Seriously, you guys.  I feel like a hypochondriac even as I type this list.  I am working so hard at improving my health (watching what I eat, exercising, getting plenty of rest, drinking lots of water), but, ultimately, my body is still broken.  It doesn’t take long before I’m wondering if my body is still recovering from when cancer treatment broke it, or if it’s because my body is breaking due to the cancer returning.  Putting this in the black-and-white of a blog post makes it sound like I am a traumatized cancer survivor cowering in the corner, analyzing my body for each new ache and pain.  I’m really not.  I am a busy mother-of-three and wife who is working hard to put cancer behind me.  Unfortunately, I am discovering that it’s easier said than done.  I have been shocked at how these little moments have rocked my otherwise-stable emotional world.

breast cancer check-up

It was in this nervous frame of mind that I had my oncology check-up this past week.  It was an extremely hard day.  I really wasn’t prepared for how difficult it was going to be.  I was in tears off and on all morning leading up to the appointment because the worry over my new bruises, aches, and pains caused my brain to go to some scary places.  I knew I needed to share these things with my doctor, but I was embarrassed about the prospect of sounding like a hypochondriac.
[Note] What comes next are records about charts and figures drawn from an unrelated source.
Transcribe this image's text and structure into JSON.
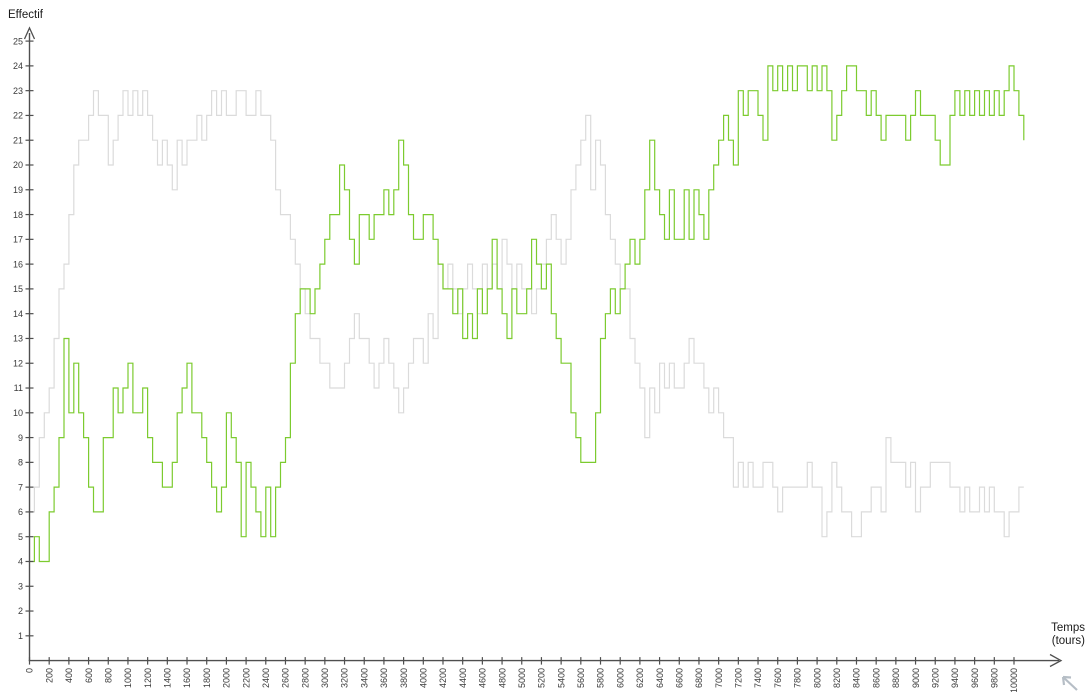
{
  "labels": {
    "y_axis_title": "Effectif",
    "x_axis_title_line1": "Temps",
    "x_axis_title_line2": "(tours)"
  },
  "colors": {
    "background": "#ffffff",
    "axis": "#4f4f4f",
    "tick_text": "#3b3b3b",
    "title_text": "#1a1a1a",
    "green_series": "#7CCB2F",
    "gray_series": "#DBDBDB",
    "cursor": "#b6bec6"
  },
  "chart_data": {
    "type": "line",
    "style": "step-after",
    "title": "",
    "xlabel": "Temps (tours)",
    "ylabel": "Effectif",
    "grid": false,
    "legend": "none",
    "xlim": [
      0,
      10450
    ],
    "ylim": [
      0,
      25
    ],
    "x_tick_step": 200,
    "x_tick_max": 10000,
    "y_tick_step": 1,
    "y_tick_min": 1,
    "y_tick_max": 25,
    "t_step": 50,
    "t_start": 0,
    "series": [
      {
        "name": "effectif-gris",
        "color": "#DBDBDB",
        "values": [
          6,
          7,
          9,
          10,
          11,
          13,
          15,
          16,
          18,
          20,
          21,
          21,
          22,
          23,
          22,
          22,
          20,
          21,
          22,
          23,
          22,
          23,
          22,
          23,
          22,
          21,
          20,
          21,
          20,
          19,
          21,
          20,
          21,
          21,
          22,
          21,
          22,
          23,
          22,
          23,
          22,
          22,
          23,
          23,
          22,
          22,
          23,
          22,
          22,
          21,
          19,
          18,
          18,
          17,
          16,
          15,
          14,
          13,
          13,
          12,
          12,
          11,
          11,
          11,
          12,
          13,
          14,
          13,
          13,
          12,
          11,
          12,
          13,
          12,
          11,
          10,
          11,
          12,
          13,
          13,
          12,
          14,
          13,
          16,
          15,
          16,
          15,
          14,
          15,
          16,
          15,
          14,
          16,
          15,
          16,
          15,
          17,
          16,
          15,
          16,
          15,
          15,
          14,
          15,
          16,
          17,
          18,
          17,
          16,
          17,
          19,
          20,
          21,
          22,
          19,
          21,
          20,
          18,
          17,
          16,
          15,
          15,
          13,
          12,
          11,
          9,
          11,
          10,
          12,
          11,
          12,
          11,
          11,
          12,
          13,
          12,
          12,
          11,
          10,
          11,
          10,
          9,
          9,
          7,
          8,
          7,
          8,
          7,
          7,
          8,
          8,
          7,
          6,
          7,
          7,
          7,
          7,
          7,
          8,
          7,
          7,
          5,
          6,
          8,
          7,
          6,
          6,
          5,
          5,
          6,
          6,
          7,
          7,
          6,
          9,
          8,
          8,
          8,
          7,
          8,
          6,
          7,
          7,
          8,
          8,
          8,
          8,
          7,
          7,
          6,
          7,
          6,
          6,
          7,
          6,
          7,
          6,
          6,
          5,
          6,
          6,
          7,
          7
        ]
      },
      {
        "name": "effectif-vert",
        "color": "#7CCB2F",
        "values": [
          4,
          5,
          4,
          4,
          6,
          7,
          9,
          13,
          10,
          12,
          10,
          9,
          7,
          6,
          6,
          9,
          9,
          11,
          10,
          11,
          12,
          10,
          10,
          11,
          9,
          8,
          8,
          7,
          7,
          8,
          10,
          11,
          12,
          10,
          10,
          9,
          8,
          7,
          6,
          7,
          10,
          9,
          8,
          5,
          8,
          7,
          6,
          5,
          7,
          5,
          7,
          8,
          9,
          12,
          14,
          15,
          15,
          14,
          15,
          16,
          17,
          18,
          18,
          20,
          19,
          17,
          16,
          18,
          18,
          17,
          18,
          18,
          19,
          18,
          19,
          21,
          20,
          18,
          17,
          17,
          18,
          18,
          17,
          16,
          15,
          15,
          14,
          15,
          13,
          14,
          13,
          15,
          14,
          15,
          17,
          15,
          14,
          13,
          15,
          14,
          14,
          15,
          17,
          16,
          15,
          16,
          14,
          13,
          12,
          12,
          10,
          9,
          8,
          8,
          8,
          10,
          13,
          14,
          15,
          14,
          15,
          16,
          17,
          16,
          17,
          19,
          21,
          19,
          18,
          17,
          19,
          17,
          17,
          19,
          17,
          19,
          18,
          17,
          19,
          20,
          21,
          22,
          21,
          20,
          23,
          22,
          23,
          23,
          22,
          21,
          24,
          23,
          24,
          23,
          24,
          23,
          24,
          24,
          23,
          24,
          23,
          24,
          23,
          21,
          22,
          23,
          24,
          24,
          23,
          23,
          22,
          23,
          22,
          21,
          22,
          22,
          22,
          22,
          21,
          22,
          23,
          22,
          22,
          22,
          21,
          20,
          20,
          22,
          23,
          22,
          23,
          22,
          23,
          22,
          23,
          22,
          23,
          22,
          23,
          24,
          23,
          22,
          21
        ]
      }
    ]
  }
}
I didn’t need to worry about that, though.  The staff at the oncology department were absolutely lovely.  My appointment was with the nurse practitioner (she switches off with the oncologist) and she put my mind at ease for most of my concerns.  She let me know that my bruises, my heart weirdness, and my lymph node tenderness were probably nothing to worry about, but she did it in a way that didn’t make me feel silly for asking.
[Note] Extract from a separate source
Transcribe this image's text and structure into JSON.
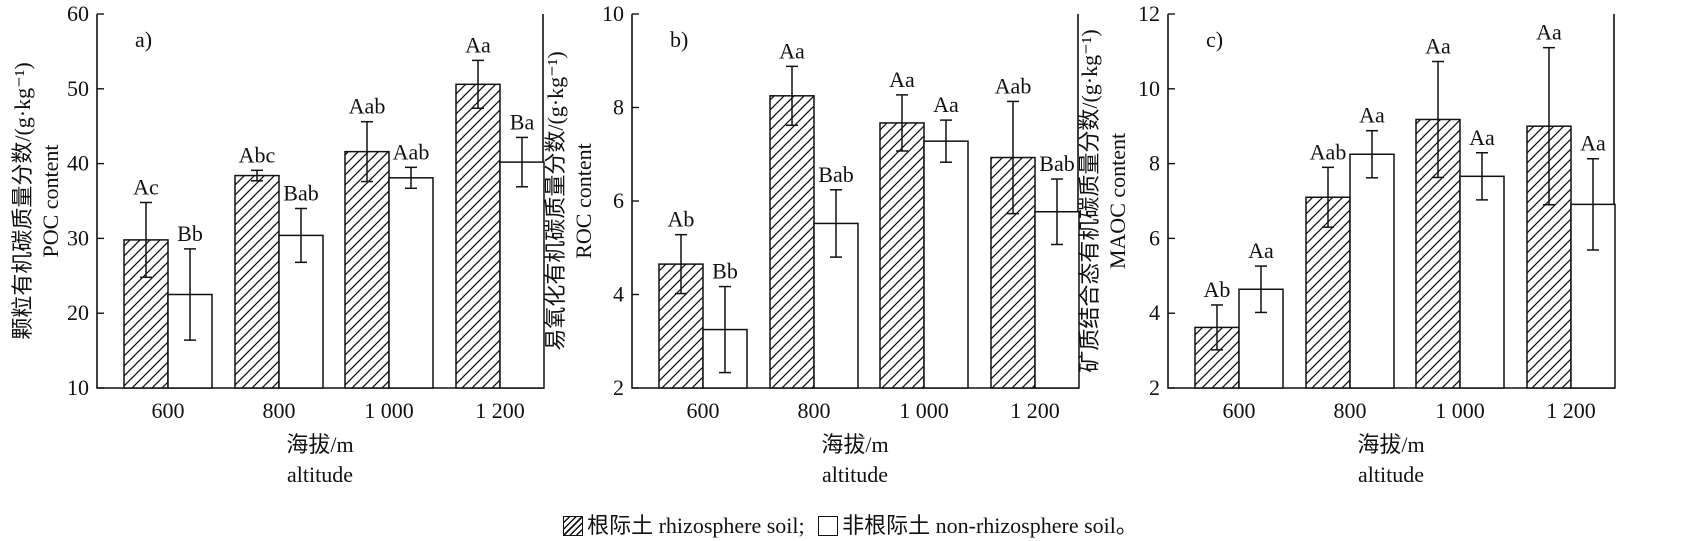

She did leave the room for a few minutes to consult with the oncologist about the pain in my ribs.  They decided that, to be safe, they wanted me to have an x-ray to make sure that there wasn’t any cancer in my bones (since I still have my tissue expanders, they couldn’t do an MRI).  Cue even bigger feelings (although I held it together until I got home).  The nurse practitioner reassured me several times that they really didn’t expect to see anything.  This was mainly just to rule things out.
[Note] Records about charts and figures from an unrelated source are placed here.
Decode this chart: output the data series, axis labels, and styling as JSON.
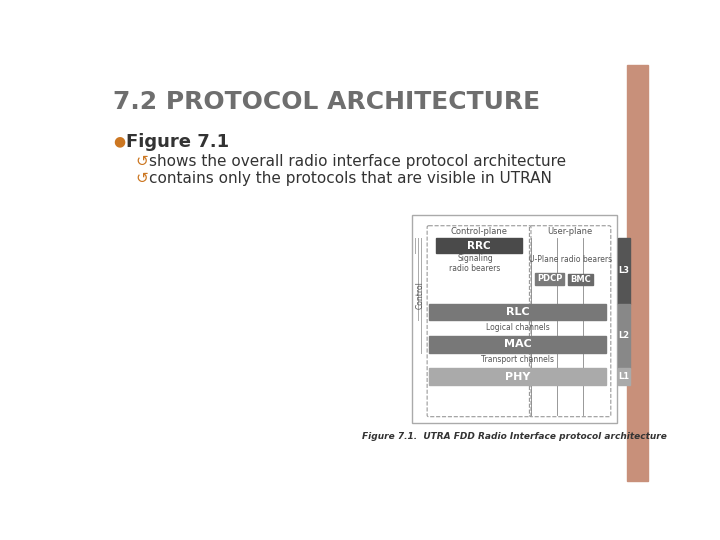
{
  "title": "7.2 PROTOCOL ARCHITECTURE",
  "title_color": "#6e6e6e",
  "title_fontsize": 18,
  "background_color": "#ffffff",
  "right_bar_color": "#c8907a",
  "bullet_color": "#cc7722",
  "figure_7_label": "Figure 7.1",
  "bullet1": "shows the overall radio interface protocol architecture",
  "bullet2": "contains only the protocols that are visible in UTRAN",
  "diagram": {
    "control_plane_label": "Control-plane",
    "user_plane_label": "User-plane",
    "control_label": "Control",
    "rrc_label": "RRC",
    "rrc_color": "#4a4a4a",
    "signaling_label": "Signaling\nradio bearers",
    "u_plane_label": "U-Plane radio bearers",
    "pdcp_label": "PDCP",
    "pdcp_color": "#7a7a7a",
    "bmc_label": "BMC",
    "bmc_color": "#6a6a6a",
    "rlc_label": "RLC",
    "rlc_color": "#787878",
    "logical_channels_label": "Logical channels",
    "mac_label": "MAC",
    "mac_color": "#787878",
    "transport_channels_label": "Transport channels",
    "phy_label": "PHY",
    "phy_color": "#aaaaaa",
    "l3_label": "L3",
    "l2_label": "L2",
    "l1_label": "L1",
    "l3_color": "#555555",
    "l2_color": "#888888",
    "l1_color": "#aaaaaa",
    "figure_caption": "Figure 7.1.  UTRA FDD Radio Interface protocol architecture",
    "outer_border": "#aaaaaa",
    "dashed_border": "#999999",
    "line_color": "#888888"
  }
}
I had the x-ray done later that day and I got a phone call that evening.  There was no cancer in my bones BUT….

<<heart sinking>>

….they DID find a fairly substantial kidney stone.

Awesome.

{I haven’t talked to a doctor about this new discovery, but I am pretty sure the kidney stone is partly due to my new calcium supplement regimen.}

So there you have it.  I am now one of the “lucky” few who know that they have a kidney stone before they’re symptomatic.  Just peachy.  At least I’m nervous about something other than cancer.  For now.

3 thoughts on “Beating Breast Cancer – Monthly Update, January/February 2018”

  1. I know where you are coming from. I am sitting here tonight crying because i found a big red spot and bump on my chest. I tell myself it can”t be cancer because I am still on chemo but that is not true. I also have to have my huaband wrap my arm in a huge wrap 5 layers thick each night because of my lymphedema. It sucks!

  2. So thankful to hear it wasn’t something more serious but kidney stones? OUCH! Don’t ever feel like a hypochondriac for listening to your body. I promise worry free days are coming!

  3. Symptoms of kidney stones are flank pain and sometimes hematuria. Just so you know. Love and miss you.